La princesse et les sept chevreaux

Il était une fois une jeune et belle princesse assez portée sur le cuir.
Pour assouvir cette passion elle élevait en son jardin secret sept jolis chevreaux qu’elle destinait chacun à un élément particulier de sa garde-robe, plus quelques accessoires. Aussi les avait t-elle respectivement appelés : Chapka, Zomblou, Larfeuille, Soutif, String, Cravache et Bob.

Déguisée en bergère, elle passait des heures à leur flatter les flancs, rêveuse. Mais les chevreaux n’étaient pas dupes, dupes, dupes wabalooboo (ça c’était le passage rock’n’roll du conte). Ils se doutaient bien qui si leur maîtresse les tripotait de la sorte c’est qu’elle avait de bien sombres arrière-pensées. Il y avait péril sous roche et anguille en la demeure.
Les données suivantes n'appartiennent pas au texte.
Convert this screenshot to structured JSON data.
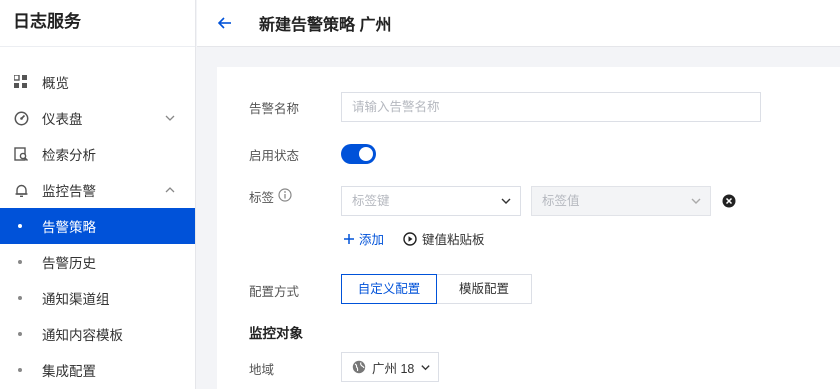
{
  "app": {
    "title": "日志服务"
  },
  "sidebar": {
    "items": [
      {
        "label": "概览"
      },
      {
        "label": "仪表盘"
      },
      {
        "label": "检索分析"
      },
      {
        "label": "监控告警"
      }
    ],
    "subitems": [
      {
        "label": "告警策略",
        "active": true
      },
      {
        "label": "告警历史"
      },
      {
        "label": "通知渠道组"
      },
      {
        "label": "通知内容模板"
      },
      {
        "label": "集成配置"
      }
    ]
  },
  "header": {
    "title": "新建告警策略 广州"
  },
  "form": {
    "name": {
      "label": "告警名称",
      "placeholder": "请输入告警名称"
    },
    "status": {
      "label": "启用状态",
      "enabled": true
    },
    "tags": {
      "label": "标签",
      "key_placeholder": "标签键",
      "value_placeholder": "标签值",
      "add_label": "添加",
      "clipboard_label": "键值粘贴板"
    },
    "config": {
      "label": "配置方式",
      "options": [
        "自定义配置",
        "模版配置"
      ],
      "selected": "自定义配置"
    },
    "monitor": {
      "section_title": "监控对象",
      "region_label": "地域",
      "region_value": "广州 18"
    }
  },
  "colors": {
    "primary": "#0052d9"
  }
}
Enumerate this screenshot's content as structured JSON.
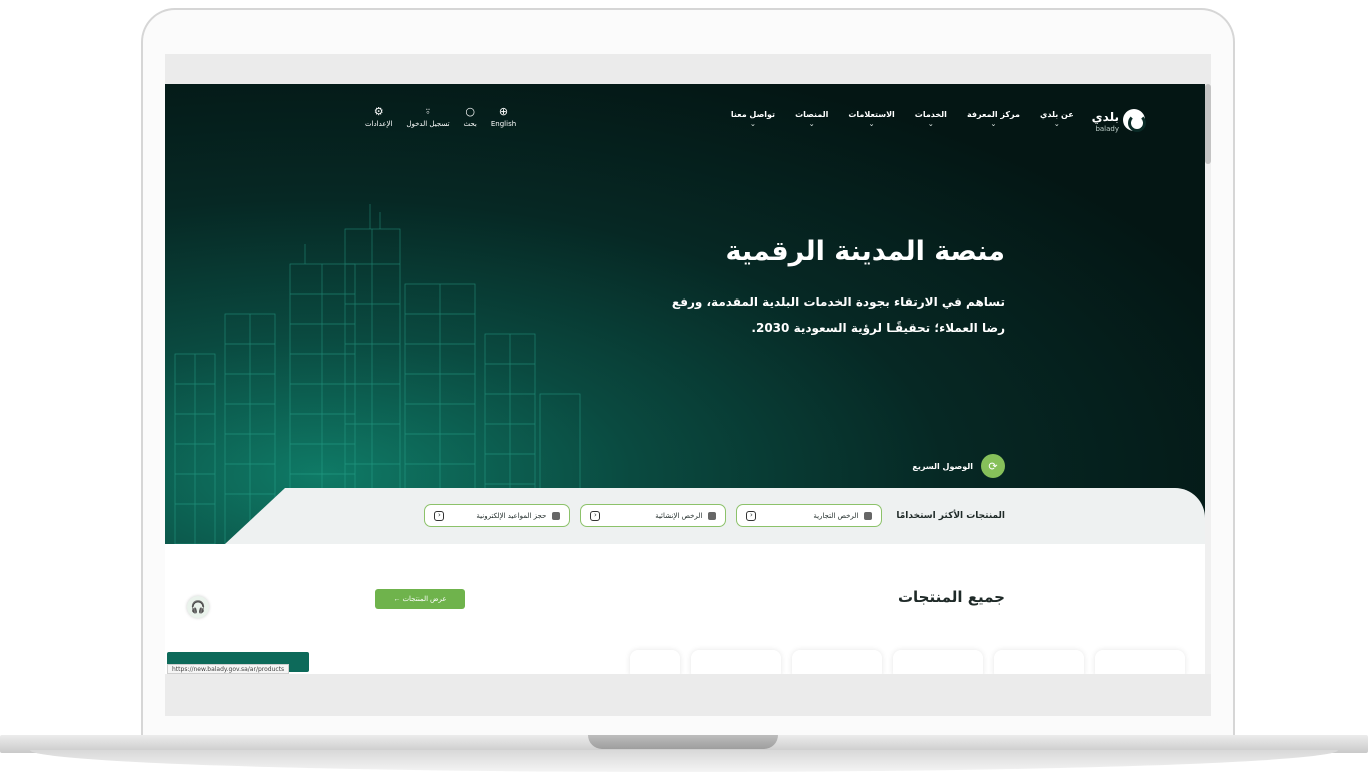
{
  "nav": {
    "logo_text": "بلدي",
    "logo_sub": "balady",
    "menu": [
      {
        "label": "عن بلدي"
      },
      {
        "label": "مركز المعرفة"
      },
      {
        "label": "الخدمات"
      },
      {
        "label": "الاستعلامات"
      },
      {
        "label": "المنصات"
      },
      {
        "label": "تواصل معنا"
      }
    ],
    "tools": {
      "language": "English",
      "search": "بحث",
      "login": "تسجيل الدخول",
      "settings": "الإعدادات"
    }
  },
  "hero": {
    "title": "منصة المدينة الرقمية",
    "description": "تساهم في الارتقاء بجودة الخدمات البلدية المقدمة، ورفع رضا العملاء؛ تحقيقًـا لرؤية السعودية 2030.",
    "quick_access": "الوصول السريع"
  },
  "most_used": {
    "title": "المنتجات الأكثر استخدامًا",
    "items": [
      {
        "label": "الرخص التجارية"
      },
      {
        "label": "الرخص الإنشائية"
      },
      {
        "label": "حجز المواعيد الإلكترونية"
      }
    ]
  },
  "all_products": {
    "title": "جميع المنتجات",
    "view_button": "عرض المنتجات ←"
  },
  "status_url": "https://new.balady.gov.sa/ar/products",
  "colors": {
    "accent_green": "#6fb34c",
    "hero_dark": "#041614",
    "hero_teal": "#0f7a66"
  }
}
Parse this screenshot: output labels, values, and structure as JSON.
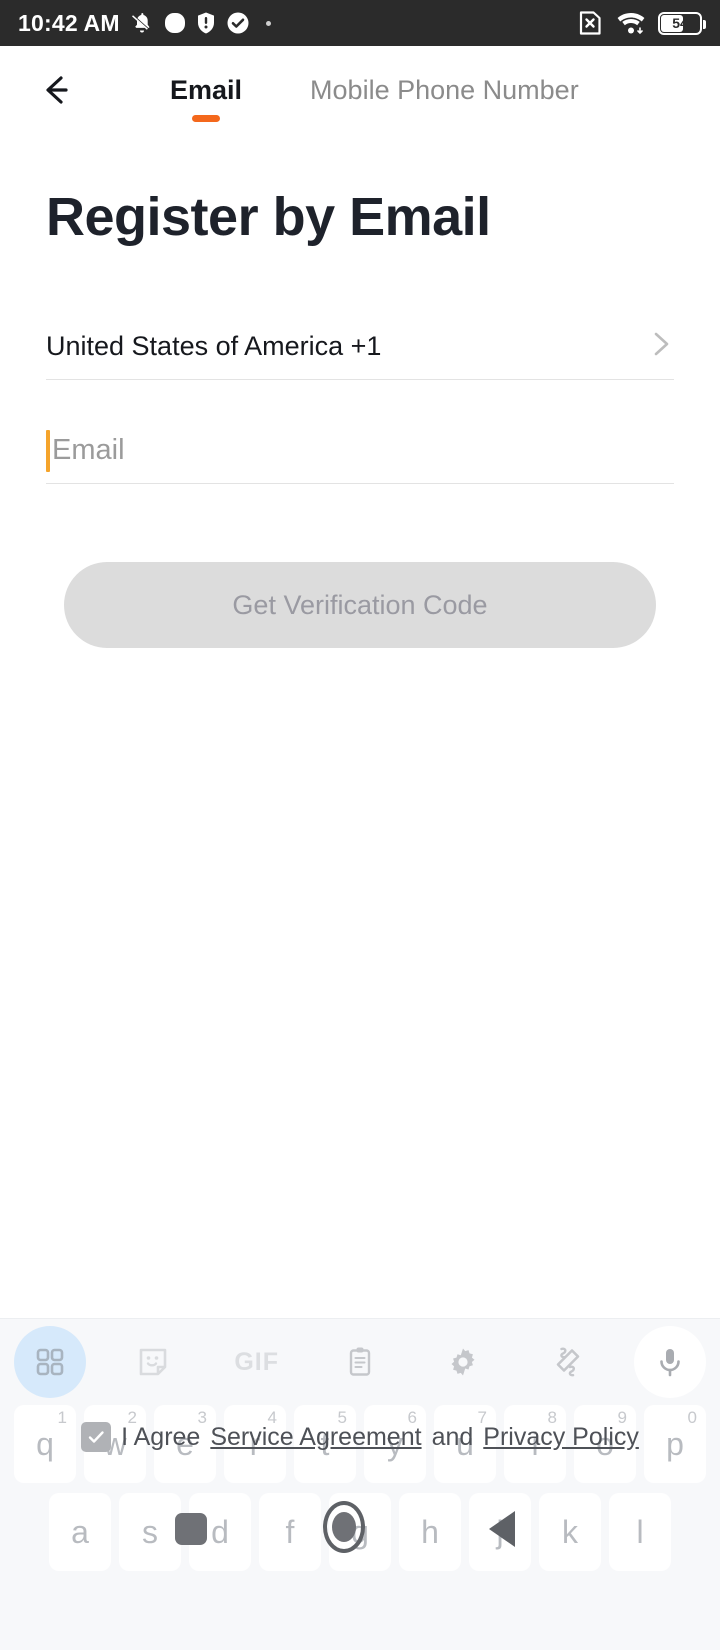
{
  "statusbar": {
    "time": "10:42 AM",
    "battery_level": "54",
    "icons": [
      "mute-bell-icon",
      "rounded-square-icon",
      "shield-icon",
      "check-circle-icon",
      "dot-icon"
    ],
    "right_icons": [
      "sim-card-x-icon",
      "wifi-icon",
      "battery-icon"
    ]
  },
  "header": {
    "back_icon": "back-arrow-icon",
    "tabs": [
      {
        "label": "Email",
        "active": true
      },
      {
        "label": "Mobile Phone Number",
        "active": false
      }
    ],
    "accent_color": "#F4681C"
  },
  "main": {
    "page_title": "Register by Email",
    "country_row": {
      "value": "United States of America +1",
      "chevron": "chevron-right-icon"
    },
    "email_field": {
      "placeholder": "Email",
      "value": "",
      "caret_color": "#F5A42B"
    },
    "cta": {
      "label": "Get Verification Code",
      "enabled": false,
      "bg_color": "#dcdcdc",
      "text_color": "#9a9aa2"
    }
  },
  "agreement": {
    "checked": true,
    "prefix": "I Agree",
    "service_link": "Service Agreement",
    "conjunction": "and",
    "privacy_link": "Privacy Policy"
  },
  "keyboard": {
    "toolbar": [
      {
        "name": "grid-icon",
        "label": "",
        "selected": true
      },
      {
        "name": "sticker-icon",
        "label": "",
        "selected": false
      },
      {
        "name": "gif-icon",
        "label": "GIF",
        "selected": false
      },
      {
        "name": "clipboard-icon",
        "label": "",
        "selected": false
      },
      {
        "name": "gear-icon",
        "label": "",
        "selected": false
      },
      {
        "name": "handwriting-icon",
        "label": "",
        "selected": false
      },
      {
        "name": "microphone-icon",
        "label": "",
        "selected": false
      }
    ],
    "row1": [
      {
        "key": "q",
        "num": "1"
      },
      {
        "key": "w",
        "num": "2"
      },
      {
        "key": "e",
        "num": "3"
      },
      {
        "key": "r",
        "num": "4"
      },
      {
        "key": "t",
        "num": "5"
      },
      {
        "key": "y",
        "num": "6"
      },
      {
        "key": "u",
        "num": "7"
      },
      {
        "key": "i",
        "num": "8"
      },
      {
        "key": "o",
        "num": "9"
      },
      {
        "key": "p",
        "num": "0"
      }
    ],
    "row2": [
      {
        "key": "a"
      },
      {
        "key": "s"
      },
      {
        "key": "d"
      },
      {
        "key": "f"
      },
      {
        "key": "g"
      },
      {
        "key": "h"
      },
      {
        "key": "j"
      },
      {
        "key": "k"
      },
      {
        "key": "l"
      }
    ]
  },
  "navbar": {
    "recents": "square-icon",
    "home": "home-circle-icon",
    "back": "back-triangle-icon"
  }
}
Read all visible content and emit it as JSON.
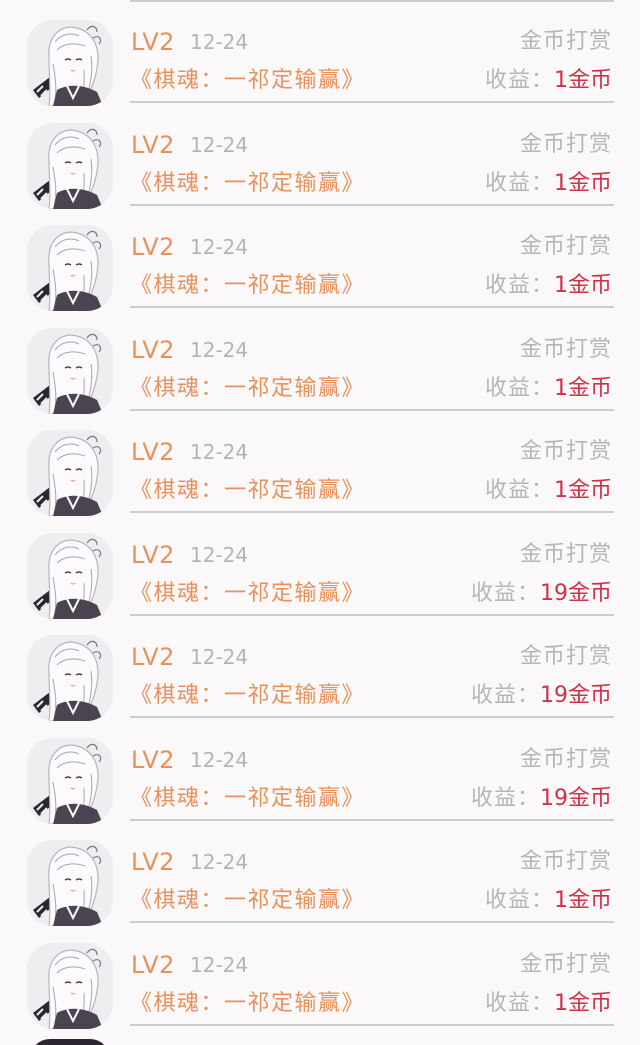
{
  "rows": [
    {
      "level": "LV2",
      "date": "12-24",
      "reward_type": "金币打赏",
      "title": "《棋魂：一祁定输赢》",
      "income_label": "收益：",
      "income_amount": "1",
      "income_unit": "金币"
    },
    {
      "level": "LV2",
      "date": "12-24",
      "reward_type": "金币打赏",
      "title": "《棋魂：一祁定输赢》",
      "income_label": "收益：",
      "income_amount": "1",
      "income_unit": "金币"
    },
    {
      "level": "LV2",
      "date": "12-24",
      "reward_type": "金币打赏",
      "title": "《棋魂：一祁定输赢》",
      "income_label": "收益：",
      "income_amount": "1",
      "income_unit": "金币"
    },
    {
      "level": "LV2",
      "date": "12-24",
      "reward_type": "金币打赏",
      "title": "《棋魂：一祁定输赢》",
      "income_label": "收益：",
      "income_amount": "1",
      "income_unit": "金币"
    },
    {
      "level": "LV2",
      "date": "12-24",
      "reward_type": "金币打赏",
      "title": "《棋魂：一祁定输赢》",
      "income_label": "收益：",
      "income_amount": "1",
      "income_unit": "金币"
    },
    {
      "level": "LV2",
      "date": "12-24",
      "reward_type": "金币打赏",
      "title": "《棋魂：一祁定输赢》",
      "income_label": "收益：",
      "income_amount": "19",
      "income_unit": "金币"
    },
    {
      "level": "LV2",
      "date": "12-24",
      "reward_type": "金币打赏",
      "title": "《棋魂：一祁定输赢》",
      "income_label": "收益：",
      "income_amount": "19",
      "income_unit": "金币"
    },
    {
      "level": "LV2",
      "date": "12-24",
      "reward_type": "金币打赏",
      "title": "《棋魂：一祁定输赢》",
      "income_label": "收益：",
      "income_amount": "19",
      "income_unit": "金币"
    },
    {
      "level": "LV2",
      "date": "12-24",
      "reward_type": "金币打赏",
      "title": "《棋魂：一祁定输赢》",
      "income_label": "收益：",
      "income_amount": "1",
      "income_unit": "金币"
    },
    {
      "level": "LV2",
      "date": "12-24",
      "reward_type": "金币打赏",
      "title": "《棋魂：一祁定输赢》",
      "income_label": "收益：",
      "income_amount": "1",
      "income_unit": "金币"
    }
  ],
  "colors": {
    "level": "#e8915a",
    "title": "#e8915a",
    "muted": "#b7b5b7",
    "amount": "#d0314a",
    "divider": "#cfcccd",
    "background": "#faf8f9"
  },
  "icons": {
    "avatar": "user-avatar-illustration"
  }
}
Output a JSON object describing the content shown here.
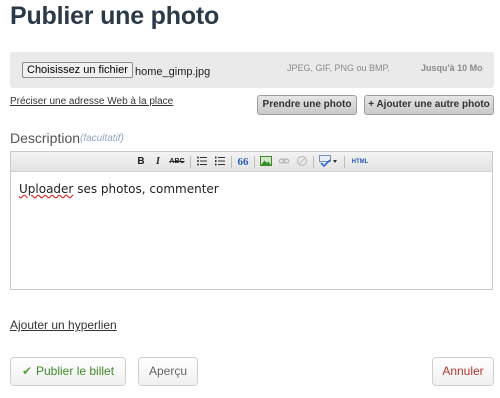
{
  "page": {
    "title": "Publier une photo"
  },
  "upload": {
    "choose_label": "Choisissez un fichier",
    "file_name": "home_gimp.jpg",
    "formats": "JPEG, GIF, PNG ou BMP.",
    "max_size": "Jusqu'à 10 Mo"
  },
  "actions": {
    "url_link": "Préciser une adresse Web à la place",
    "take_photo": "Prendre une photo",
    "add_photo": "+ Ajouter une autre photo"
  },
  "description": {
    "label": "Description",
    "optional": "(facultatif)",
    "text_word1": "Uploader",
    "text_rest": " ses photos, commenter"
  },
  "toolbar": {
    "bold": "B",
    "italic": "I",
    "strike": "ABC",
    "blockquote": "66",
    "html": "HTML"
  },
  "links": {
    "hyperlink": "Ajouter un hyperlien"
  },
  "buttons": {
    "publish": "Publier le billet",
    "preview": "Aperçu",
    "cancel": "Annuler"
  },
  "colors": {
    "title": "#2b3a48",
    "publish_text": "#3f8a28",
    "cancel_text": "#b3392f",
    "check": "#5aa33a"
  }
}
« It smells the roussi » déclara un jour Chapka, le meneur, pour résumer la situation. Et il réunit toute la bande pour conciliabuler. « Camarades, leur dit il, la réaction veut nous tondre la laine sur le dos, nous saigner à blanc, nous exploiter. Groupons nous et demain etc…
Zomblou, le plus casse-cou, proposa illico une grande évasion. Suggestion immédiatement rejetée. Si le jardin était bien entouré d’une haute clôture en grillage, ils n’avaient pas de moto pour se faire la belle.
Larfeuille lâcha alors « on pourrait peut-être négocier, lui proposer de l’oseille». Mais Chapka répliqua par la sagesse d’un dicton populaire monégasque : « Princesse pleine aux as n’a cure de pognasse ». String ne disait rien.
Cravache, la gourmande, lançait à qui voulait l’entendre qu’elle entamerait dès le lendemain, peut-être le surlendemain, une grève de la faim. C’est alors que Soutif, le pacifiste de la bande, suggéra d’une petite voix mal assurée qu’on pourrait peut-être commencer par adresser à la princesse une pétition accompagnée d’une lettre pleine d’émotion pour lui demander de surseoir à ses desseins funestes. « Une pétition ça mange pas de pain et c’est pas trop cassant à faire ». Motion adoptée à l’unanimité. Bob fut chargé d’aller quérir un bic et un carnet Badoit chez le mastroquet du coin et l’on se mit à rédiger un plaidoyer qui commençait par « Madame la princesse, on vous fait une lettre que vous lirez peut-être si vous avez le temps… ».
Mais la princesse qui avait un cœur de pierre et une main de fer dans un gant de velours balaya d’un revers de ladite main de fer dans un gant de velours les revendications caprines et fit séance tenante la peau aux sept chevreaux. Lesquelles peaux furent ensuite tannées, séchées, estampillées « pure goat leather » et vendues au prix fort à un maroquinier niais.